A more robust way might be to fit a Gaussian curve (or your own model) to a subset of the data centred around the peak — say, from a local minima on one side to a local minima on the other — and use one of the parameters of that curve (eg. sigma) to calculate the width.
I realise this is a lot of code, but I've deliberately avoided factoring out the index-finding functions to "show my working" a bit more, and of course the plotting functions are there just to demonstrate.
Hopefully this gives you at least a good starting point to come up with something more suitable to your particular set.
Late to the party, but for anyone coming across this question in the future...
Eye movement data looks very similar to this; I'd base an approach off that used by Nystrom + Holmqvist, 2010. Smooth the data using a Savitsky-Golay filter (scipy.signal.savgol_filter in scipy v0.14+) to get rid of some of the low-level noise while keeping the large peaks intact - the authors recommend using an order of 2 and a window size of about twice the width of the smallest peak you want to be able to detect. You can find where the bands are by arbitrarily removing all values above a certain y value (set them to numpy.nan). Then take the (nan)mean and (nan)standard deviation of the remainder, and remove all values greater than the mean + [parameter]*std (I think they use 6 in the paper). Iterate until you're not removing any data points - but depending on your data, certain values of [parameter] may not stabilise. Then use numpy.isnan() to find events vs non-events, and numpy.diff() to find the start and end of each event (values of -1 and 1 respectively). To get even more accurate start and end points, you can scan along the data backward from each start and forward from each end to find the nearest local minimum which has value smaller than mean + [another parameter]*std (I think they use 3 in the paper). Then you just need to count the data points between each start and end.

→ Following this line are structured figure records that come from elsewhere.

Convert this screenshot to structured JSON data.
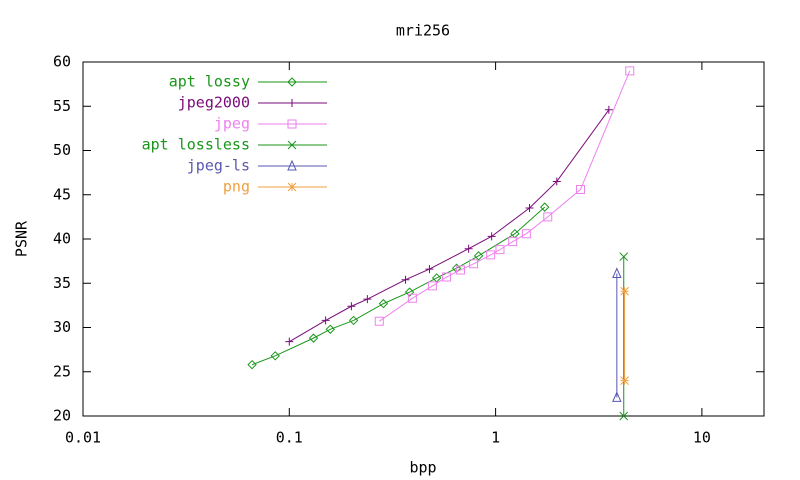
{
  "chart_data": {
    "type": "line",
    "title": "mri256",
    "x_label": "bpp",
    "y_label": "PSNR",
    "xscale": "log",
    "xlim": [
      0.01,
      20
    ],
    "xticks": [
      0.01,
      0.1,
      1,
      10
    ],
    "ylim": [
      20,
      60
    ],
    "yticks": [
      20,
      25,
      30,
      35,
      40,
      45,
      50,
      55,
      60
    ],
    "legend": "top-left",
    "series": [
      {
        "name": "apt lossy",
        "color": "#1a961a",
        "marker": "diamond",
        "x": [
          0.066,
          0.0855,
          0.131,
          0.158,
          0.205,
          0.286,
          0.383,
          0.518,
          0.647,
          0.827,
          1.24,
          1.73
        ],
        "values": [
          25.8,
          26.8,
          28.8,
          29.8,
          30.8,
          32.7,
          34.0,
          35.6,
          36.7,
          38.1,
          40.6,
          43.6
        ]
      },
      {
        "name": "jpeg2000",
        "color": "#7a0a7a",
        "marker": "plus",
        "x": [
          0.1,
          0.15,
          0.2,
          0.239,
          0.366,
          0.478,
          0.74,
          0.957,
          1.46,
          1.98,
          3.54
        ],
        "values": [
          28.4,
          30.8,
          32.4,
          33.2,
          35.4,
          36.6,
          38.9,
          40.3,
          43.5,
          46.5,
          54.6
        ]
      },
      {
        "name": "jpeg",
        "color": "#ee82ee",
        "marker": "square",
        "x": [
          0.273,
          0.395,
          0.494,
          0.578,
          0.676,
          0.782,
          0.946,
          1.05,
          1.21,
          1.41,
          1.79,
          2.58,
          4.47
        ],
        "values": [
          30.7,
          33.3,
          34.7,
          35.7,
          36.5,
          37.2,
          38.2,
          38.8,
          39.7,
          40.6,
          42.5,
          45.6,
          59.0
        ]
      },
      {
        "name": "apt lossless",
        "color": "#1a961a",
        "marker": "cross",
        "x": [
          4.18,
          4.18
        ],
        "values": [
          38.0,
          20.0
        ]
      },
      {
        "name": "jpeg-ls",
        "color": "#5858b0",
        "marker": "triangle",
        "x": [
          3.87,
          3.87
        ],
        "values": [
          36.1,
          22.1
        ]
      },
      {
        "name": "png",
        "color": "#f0a040",
        "marker": "star",
        "x": [
          4.22,
          4.22
        ],
        "values": [
          34.1,
          24.0
        ]
      }
    ]
  }
}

This won't work for that double peak; you'd have to do some extrapolation for that.
The best method might be to statistically compare a bunch of methods with human results.
You would take a large variety data and a large variety of measurement estimates (widths at various thresholds, area above various thresholds, different threshold selection methods, 2nd moments, polynomial curve fits of various degrees, pattern matching, and etc.) and compare these estimates to human measurements of the same data set. Pick the estimate method that correlates best with expert human results. Or maybe pick several methods, the best one for each of various heights, for various separations from other peaks, and etc.